Here’s an example of what this looks like:
Notice that my search for “email@example.com” (Pinterest‘s mail robot) returns several hits, but only one of which is in my “Inbox”. Those others appear nowhere. They’re not in any folder anywhere in my entire IMAP or Gmail heirarchy.
They’re completely hidden, invisible, and only show up when you do a specific search for those terms. In other words, you can’t clean that junk out, delete it, unless you search for it first. Chicken-and-Egg problem, because you can’t search for what you don’t know exists.
There have been hundreds and hundreds of posts trying to come up with solutions to this problem, including using the “-label:” syntax to exclude labels from the search, leaving only “unlabeled” email.
That works great, if you have a handful of labels, maybe a dozen or two, but I have hundreds of IMAP folders (erm, “labels”), and they’re nested pretty deep in some cases. Trying to append all of my labels into one big long search string, does not work, because of a string limit in the search field. Fail.
So then I tried the somewhat magical “-label:*” search, but it returns mail with labels too, for some randomly odd reason. Another fail.

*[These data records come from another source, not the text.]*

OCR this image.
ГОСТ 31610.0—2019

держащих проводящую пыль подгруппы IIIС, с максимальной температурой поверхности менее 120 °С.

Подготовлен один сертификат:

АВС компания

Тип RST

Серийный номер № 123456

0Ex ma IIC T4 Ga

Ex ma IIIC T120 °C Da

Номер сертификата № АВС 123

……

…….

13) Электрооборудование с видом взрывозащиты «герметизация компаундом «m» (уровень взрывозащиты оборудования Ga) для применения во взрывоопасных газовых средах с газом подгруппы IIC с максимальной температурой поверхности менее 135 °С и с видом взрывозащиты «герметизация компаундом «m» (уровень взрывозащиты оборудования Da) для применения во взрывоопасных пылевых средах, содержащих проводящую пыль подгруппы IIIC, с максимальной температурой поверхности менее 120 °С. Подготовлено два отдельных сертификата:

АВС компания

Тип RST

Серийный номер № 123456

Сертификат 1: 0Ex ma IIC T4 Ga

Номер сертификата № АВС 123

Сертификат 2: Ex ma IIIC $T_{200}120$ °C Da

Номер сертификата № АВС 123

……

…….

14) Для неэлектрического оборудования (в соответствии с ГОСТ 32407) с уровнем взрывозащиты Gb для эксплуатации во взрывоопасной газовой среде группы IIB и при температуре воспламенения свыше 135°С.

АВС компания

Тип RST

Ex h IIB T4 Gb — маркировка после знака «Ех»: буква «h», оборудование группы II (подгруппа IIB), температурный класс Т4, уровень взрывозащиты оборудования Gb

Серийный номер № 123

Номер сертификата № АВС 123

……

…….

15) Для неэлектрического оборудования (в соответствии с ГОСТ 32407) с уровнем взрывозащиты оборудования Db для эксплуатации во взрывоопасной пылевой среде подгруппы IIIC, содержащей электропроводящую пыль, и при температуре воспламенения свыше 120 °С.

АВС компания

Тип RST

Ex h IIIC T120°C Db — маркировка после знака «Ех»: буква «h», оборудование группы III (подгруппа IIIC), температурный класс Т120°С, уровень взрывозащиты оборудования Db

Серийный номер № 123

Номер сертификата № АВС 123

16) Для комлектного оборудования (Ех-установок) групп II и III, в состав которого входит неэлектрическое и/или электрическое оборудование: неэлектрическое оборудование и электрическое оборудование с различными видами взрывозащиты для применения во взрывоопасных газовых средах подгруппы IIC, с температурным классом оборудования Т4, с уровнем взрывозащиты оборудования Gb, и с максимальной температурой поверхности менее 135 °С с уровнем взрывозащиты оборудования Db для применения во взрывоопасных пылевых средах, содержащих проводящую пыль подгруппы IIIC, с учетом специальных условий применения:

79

Once you install the extension, you’ll find a new “Unlabelled” link on the left side, in your labels group. Clicking that will reveal email with no labels, the “hidden” email that Gmail ferrets away from you, away from your searches, away from your folders.

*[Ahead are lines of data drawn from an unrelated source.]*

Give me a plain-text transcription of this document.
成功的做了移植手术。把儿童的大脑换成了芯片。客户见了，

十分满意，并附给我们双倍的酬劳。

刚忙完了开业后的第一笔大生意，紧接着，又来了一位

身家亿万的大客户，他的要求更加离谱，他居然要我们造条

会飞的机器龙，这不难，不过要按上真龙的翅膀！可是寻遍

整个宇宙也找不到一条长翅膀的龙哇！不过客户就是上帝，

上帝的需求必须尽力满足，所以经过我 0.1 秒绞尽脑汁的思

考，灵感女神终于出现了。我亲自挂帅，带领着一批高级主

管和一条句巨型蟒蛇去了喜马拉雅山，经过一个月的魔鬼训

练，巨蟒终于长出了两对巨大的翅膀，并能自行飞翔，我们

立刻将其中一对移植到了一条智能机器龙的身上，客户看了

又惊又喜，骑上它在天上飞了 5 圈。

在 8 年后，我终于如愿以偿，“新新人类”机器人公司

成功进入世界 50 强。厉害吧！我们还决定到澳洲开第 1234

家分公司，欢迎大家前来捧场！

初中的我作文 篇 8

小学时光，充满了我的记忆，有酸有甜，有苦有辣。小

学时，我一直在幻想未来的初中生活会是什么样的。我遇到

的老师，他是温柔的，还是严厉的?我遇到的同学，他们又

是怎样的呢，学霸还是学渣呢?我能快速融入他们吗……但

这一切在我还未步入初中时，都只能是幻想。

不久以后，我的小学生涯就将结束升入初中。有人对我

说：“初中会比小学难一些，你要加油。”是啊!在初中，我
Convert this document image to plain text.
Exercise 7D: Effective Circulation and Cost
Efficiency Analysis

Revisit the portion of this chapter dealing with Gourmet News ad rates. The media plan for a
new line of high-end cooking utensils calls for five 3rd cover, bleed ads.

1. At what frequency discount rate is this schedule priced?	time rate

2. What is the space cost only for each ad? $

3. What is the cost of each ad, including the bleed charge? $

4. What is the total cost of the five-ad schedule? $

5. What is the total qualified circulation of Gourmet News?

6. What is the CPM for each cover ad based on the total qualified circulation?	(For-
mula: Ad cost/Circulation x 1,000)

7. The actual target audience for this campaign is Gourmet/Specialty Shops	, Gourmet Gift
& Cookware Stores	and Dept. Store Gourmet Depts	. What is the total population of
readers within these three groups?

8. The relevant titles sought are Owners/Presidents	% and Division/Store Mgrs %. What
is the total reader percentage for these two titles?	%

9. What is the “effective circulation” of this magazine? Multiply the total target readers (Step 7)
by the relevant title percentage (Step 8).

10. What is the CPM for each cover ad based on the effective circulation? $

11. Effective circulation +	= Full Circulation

Find it, label it, or as in my case, kill it off. I have 10,543 emails in my “All Mail” folder, and I’m sure a few hundred to a few thousand are going to fall into the Unlabeled category.

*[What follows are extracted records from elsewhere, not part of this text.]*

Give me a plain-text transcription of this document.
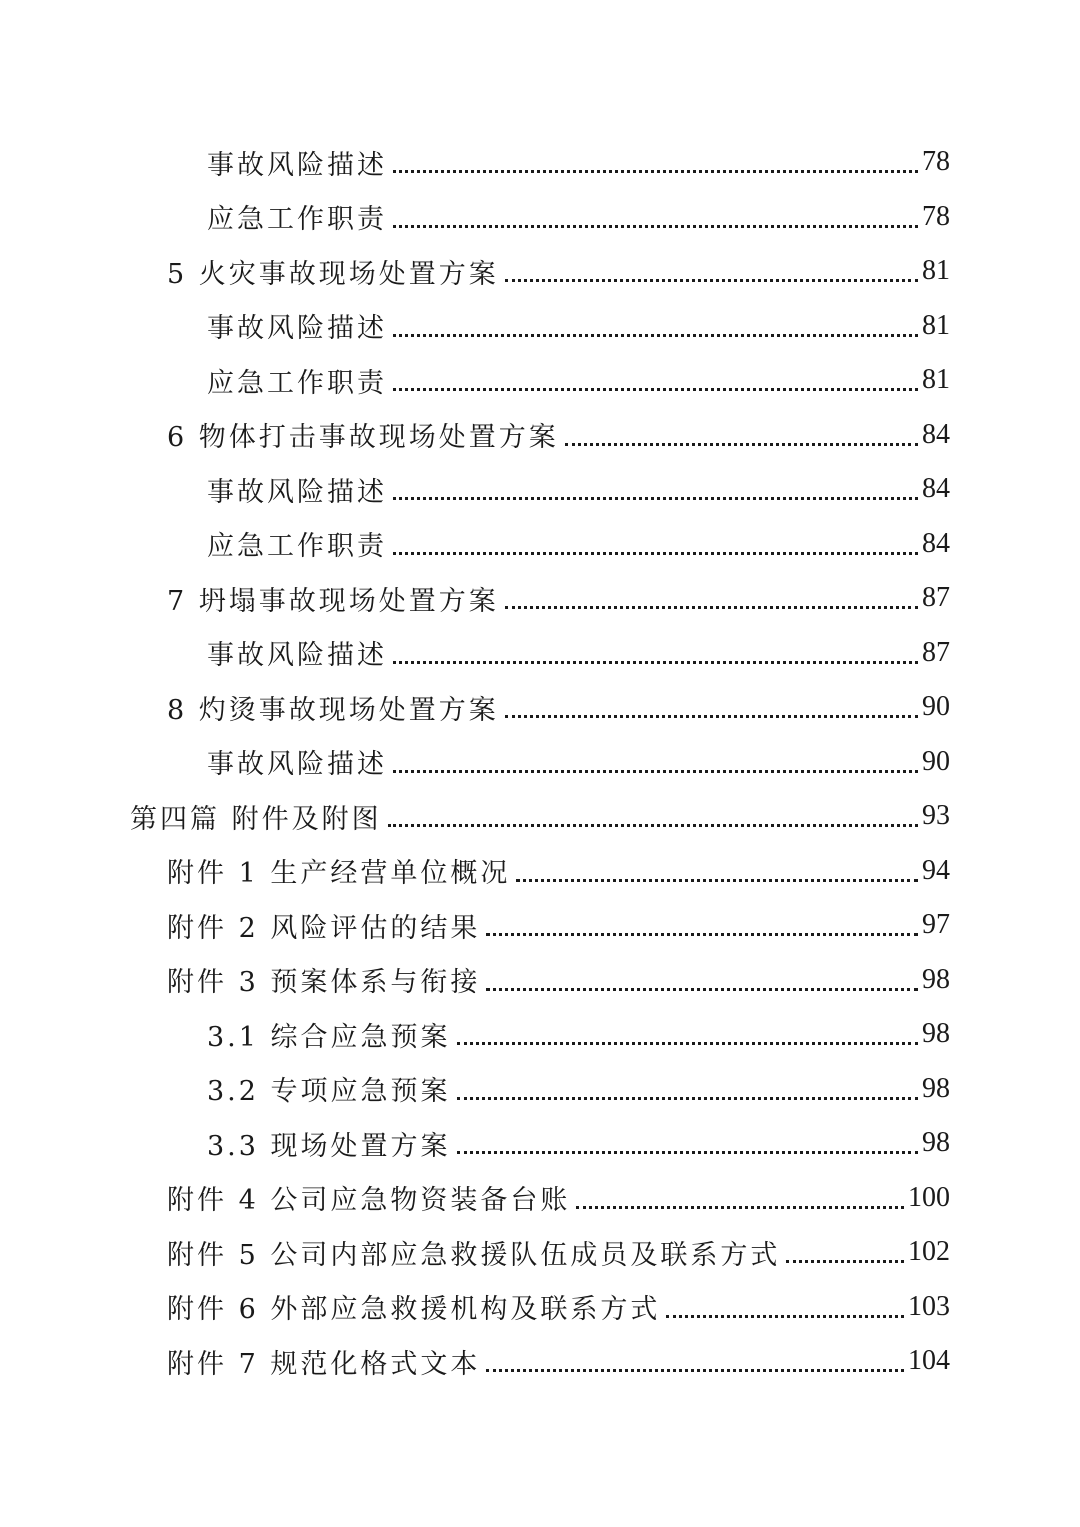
事故风险描述	78
应急工作职责	78
5 火灾事故现场处置方案	81
事故风险描述	81
应急工作职责	81
6 物体打击事故现场处置方案	84
事故风险描述	84
应急工作职责	84
7 坍塌事故现场处置方案	87
事故风险描述	87
8 灼烫事故现场处置方案	90
事故风险描述	90
第四篇 附件及附图	93
附件 1 生产经营单位概况	94
附件 2 风险评估的结果	97
附件 3 预案体系与衔接	98
3.1 综合应急预案	98
3.2 专项应急预案	98
3.3 现场处置方案	98
附件 4 公司应急物资装备台账	100
附件 5 公司内部应急救援队伍成员及联系方式	102
附件 6 外部应急救援机构及联系方式	103
附件 7 规范化格式文本	104
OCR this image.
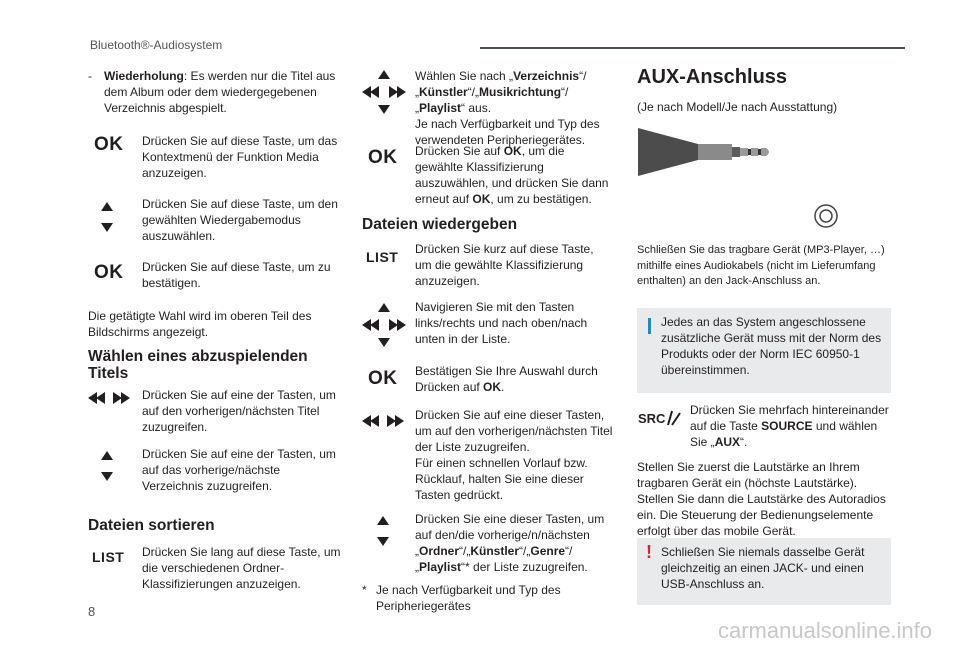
Bluetooth®-Audiosystem
-	Wiederholung: Es werden nur die Titel aus dem Album oder dem wiedergegebenen Verzeichnis abgespielt.
OK Drücken Sie auf diese Taste, um das Kontextmenü der Funktion Media anzuzeigen.
Drücken Sie auf diese Taste, um den gewählten Wiedergabemodus auszuwählen.
OK Drücken Sie auf diese Taste, um zu bestätigen.
Die getätigte Wahl wird im oberen Teil des Bildschirms angezeigt.
Wählen eines abzuspielenden Titels
Drücken Sie auf eine der Tasten, um auf den vorherigen/nächsten Titel zuzugreifen.
Drücken Sie auf eine der Tasten, um auf das vorherige/nächste Verzeichnis zuzugreifen.
Dateien sortieren
LIST Drücken Sie lang auf diese Taste, um die verschiedenen Ordner-Klassifizierungen anzuzeigen.
Wählen Sie nach „Verzeichnis“/„Künstler“/„Musikrichtung“/„Playlist“ aus.
Je nach Verfügbarkeit und Typ des verwendeten Peripheriegerätes.
OK Drücken Sie auf OK, um die gewählte Klassifizierung auszuwählen, und drücken Sie dann erneut auf OK, um zu bestätigen.
Dateien wiedergeben
LIST Drücken Sie kurz auf diese Taste, um die gewählte Klassifizierung anzuzeigen.
Navigieren Sie mit den Tasten links/rechts und nach oben/nach unten in der Liste.
OK Bestätigen Sie Ihre Auswahl durch Drücken auf OK.
Drücken Sie auf eine dieser Tasten, um auf den vorherigen/nächsten Titel der Liste zuzugreifen.
Für einen schnellen Vorlauf bzw. Rücklauf, halten Sie eine dieser Tasten gedrückt.
Drücken Sie eine dieser Tasten, um auf den/die vorherige/n/nächsten „Ordner“/„Künstler“/„Genre“/„Playlist“* der Liste zuzugreifen.
* Je nach Verfügbarkeit und Typ des Peripheriegerätes
AUX-Anschluss
(Je nach Modell/Je nach Ausstattung)
Schließen Sie das tragbare Gerät (MP3-Player, …) mithilfe eines Audiokabels (nicht im Lieferumfang enthalten) an den Jack-Anschluss an.
Jedes an das System angeschlossene zusätzliche Gerät muss mit der Norm des Produkts oder der Norm IEC 60950-1 übereinstimmen.
SRC
Drücken Sie mehrfach hintereinander auf die Taste SOURCE und wählen Sie „AUX“.
Stellen Sie zuerst die Lautstärke an Ihrem tragbaren Gerät ein (höchste Lautstärke). Stellen Sie dann die Lautstärke des Autoradios ein. Die Steuerung der Bedienungselemente erfolgt über das mobile Gerät.
! Schließen Sie niemals dasselbe Gerät gleichzeitig an einen JACK- und einen USB-Anschluss an.
8
carmanualsonline.info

Now I can begin the process of pruning that out and cleaning out my mail even further. I hope this helps others who may be facing the same problems.
I’ve been slowly loading all of my mail into GMail in an attempt to try to use the system as a better way to manage my email, “folder-free”.
GMail uses the notion of tagging emails with “labels” and “Archival” of messages instead of the classic mail folder heirarchy. Productivity experts higher-than-me continue to praise the system as being better, so I decided to give it a try… on 10 years of my email; over 300,000 messages.
But today I noticed that some of my larger mail folders had duplicate emails in them. LOTS of duplicate emails (one folder had over 15,000 duplicates!). Removing that many dupes from hundreds of local IMAP folders was not going to be a fun task…
I looked around to find some good tools to do it, and came up with several shell scripts, Python tools and other home-grown things, but nothing I wanted to really try on my large email archive.
Then I found the Remove Duplicate Messages add-on for the Mozilla Thunderbird Mail client. I don’t use Thunderbird, and prefer to use Evolution or Outlook 2007 for managing my PIM data now (yes, I really do use Outlook 2007, because frankly, nothing even comes close to functionality in the Linux space).
But I decided to give it a try. I configured my local IMAP account in Thunderbird, let it query my folder list and then installed the add-on. Here is the process to delete those duplicate messages:
- When your IMAP account is configured in Thunderbird, expand the folder you wish to check for dupes.
- Right-click the folder and select “Remove Duplicate Messages” (highlighted in red in the screenshot below):
- A window will pop up after it scans for dupes, offering the following:
- Click on “Delete Selected” to remove the duplicate messages it found.
That’s it. It’ll move those messages to the Trash folder, and you can go in there later, right-click the Trash folder and select “Empty Trash” to permanently delete them.
Pretty simple and easy. Obviously make sure you back up your mail folders FIRST before you try any of this, just in case.
Update: After I ran this through all of my folders and deleted a lot of “legacy” mail folders (old 3Com palm-dev Palm mailing lists going back to 1999), I now have 144,962 messages in my local mail archive (a 52% reduction in number of messages).
Much better and easier to manage, search and back up to the FreeBSD backup array. It also removed 800M of space from ~/Maildir in the process.